Leo the Boss and Benny the Bookie launder their earnings

Leo the Boss and Benny the Bookie launder their earnings

The comic tends to stick mainly to gags or wordplay, occasionally throwing in a pop culture reference (Sonic the Hedgehog shows up in one of the later entries), and many of the jokes elicit little more than a smile or grin. The simplicity of the character designs, again, while making the characters cute, add little to make them distinct. The only memorable characters (without referencing Juliano’s character breakdown page) are Frankie the Force (since he is the most massive), Lucy Leadfoot (since she is the only female), and Mickey Potatoes (since he is the only recurring non-dust-bunny character). The other characters are thrown in as needed in service of the jokes, not necessarily adding much of anything to what the story may be, and while reading there were frequent referrals to the character page to remember who was who and what they did. Throughout nearly the entirety of the first years’ worth of strips, it was difficult to know not only what the story was, but what every character’s motivation was as well. It is also unclear whether the strip had a main character, which is problematic since a clear main character makes it easy to become invested in the strip and to have a point of reference. Moving from one daily strip to the next would prove much more enjoyable if there were a clear main character with whom to use as a point of reference, and the relationships between the other characters would be stronger and clearer as well.
Dust Bunny Mafia, for the most part, is a series of mostly unrelated jokes in the classic “setup-setup-punchline” style. The first years’ worth of strips touched upon one or two extended story lines, but never fully developed them; in fact, there was more than one instance of an extended story being interrupted with an unrelated joke, sometimes featuring the same characters featured in the initial story. With a structure this confusing, it seemed as if Juliano simply had no idea how to best exploit the conceit of his own comic: should he try telling a long-form story, or should he continue doing one-off jokes? Even within the confines of a three-panel layout, Juliano can greatly expand his characters, giving them some depth, and to further explore the universe he’d created. But as it is, it plays out mainly as a series of vignettes, each seemingly unrelated to the strip that preceded it.

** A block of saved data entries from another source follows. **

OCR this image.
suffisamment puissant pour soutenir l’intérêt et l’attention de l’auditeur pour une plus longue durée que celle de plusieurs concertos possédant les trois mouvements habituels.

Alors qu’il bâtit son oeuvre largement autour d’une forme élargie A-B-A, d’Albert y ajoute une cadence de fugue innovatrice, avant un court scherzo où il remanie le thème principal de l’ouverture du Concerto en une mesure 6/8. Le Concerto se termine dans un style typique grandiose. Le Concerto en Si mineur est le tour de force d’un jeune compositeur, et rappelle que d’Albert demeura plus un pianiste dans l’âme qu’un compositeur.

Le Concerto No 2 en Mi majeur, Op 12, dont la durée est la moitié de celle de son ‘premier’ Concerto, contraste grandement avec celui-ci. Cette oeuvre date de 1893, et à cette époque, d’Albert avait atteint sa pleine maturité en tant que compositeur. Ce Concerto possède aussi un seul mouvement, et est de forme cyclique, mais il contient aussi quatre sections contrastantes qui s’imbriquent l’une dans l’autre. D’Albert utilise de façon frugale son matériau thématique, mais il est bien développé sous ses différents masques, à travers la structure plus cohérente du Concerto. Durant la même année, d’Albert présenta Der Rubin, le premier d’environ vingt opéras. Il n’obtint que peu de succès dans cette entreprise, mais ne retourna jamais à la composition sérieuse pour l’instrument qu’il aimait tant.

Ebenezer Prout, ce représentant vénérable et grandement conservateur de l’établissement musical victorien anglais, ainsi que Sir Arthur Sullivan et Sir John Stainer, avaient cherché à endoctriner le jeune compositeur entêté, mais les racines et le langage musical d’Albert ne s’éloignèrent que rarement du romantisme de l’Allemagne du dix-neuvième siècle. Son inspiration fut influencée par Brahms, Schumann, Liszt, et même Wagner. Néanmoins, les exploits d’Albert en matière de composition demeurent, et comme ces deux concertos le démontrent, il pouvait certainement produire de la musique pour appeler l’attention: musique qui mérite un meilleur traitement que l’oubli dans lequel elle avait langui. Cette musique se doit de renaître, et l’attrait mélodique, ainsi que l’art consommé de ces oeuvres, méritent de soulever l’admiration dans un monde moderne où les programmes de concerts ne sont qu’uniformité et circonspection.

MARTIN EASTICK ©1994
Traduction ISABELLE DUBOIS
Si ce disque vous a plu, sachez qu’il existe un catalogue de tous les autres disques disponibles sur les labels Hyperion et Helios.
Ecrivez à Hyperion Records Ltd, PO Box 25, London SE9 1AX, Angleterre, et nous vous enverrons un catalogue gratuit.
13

Benny the Bookie, Leo the Boss, and Jimmy the Nose

Benny the Bookie, Leo the Boss, and Jimmy the Nose

While webcomics are commonly focused on telling jokes, there can be a tact and skill to it that engages the reader fully and adds to the enjoyment of the strip. Joke-based webcomics such as XKCD, and Toothpaste For Dinner, can often tell a great joke in as little as one panel. Other webcomics can engage the reader by telling a great, compelling story (such is the case with Black Is The Color, which also boasts beautiful artwork), while yet other web comics successfully combine both methods, at once both engaging the reader and developing the characters (such as with the ever-funny Dr. McNinja). Juliano’s strip, however, makes no assertion either way. With little personality to each character, little clarity on each character’s point or motivation, little clarity as to whether the world of the webcomic is populated with anthropomorphic dust bunnies and animals, or whether it is a world that exists underneath the beds and furniture…without any explanation as to the very logic of its own world, it is difficult to fully engage with the comic (an example of this unclarity within the strip’s universe: in one strip, the characters are startled by an M&M that has fallen into their presence; to them the candy is massive. Presumably, the comic’s world takes place underneath a bed or dresser. However, a later strip shows the dust bunny characters driving a car, or working on a computer, and these items are scaled to their size. I guess they live in a scaled world that just happens to be populated by fantastical characters.)

If Juliano focused fully on what he had to say about the world he’d created, he could potentially have a great webcomic in his hands. There is plenty of potential here, and Juliano is a skilled artist and knows how to structure a joke. He clearly has a good mind for humor. As the webcomic continued into its more recent edition, it seemed to develop more long-form story lines. The lack of character development remained, though, and crowd-sourcing content after three years of being online seems like a symptom of not knowing where to take the comic. Again, if Juliano focuses on the characters and logic of his world a bit more, it would translate into a more successful experience and grow his fanbase. There is room for growth and potential with these cute characters that would greatly benefit from some cohesion and structural consistency.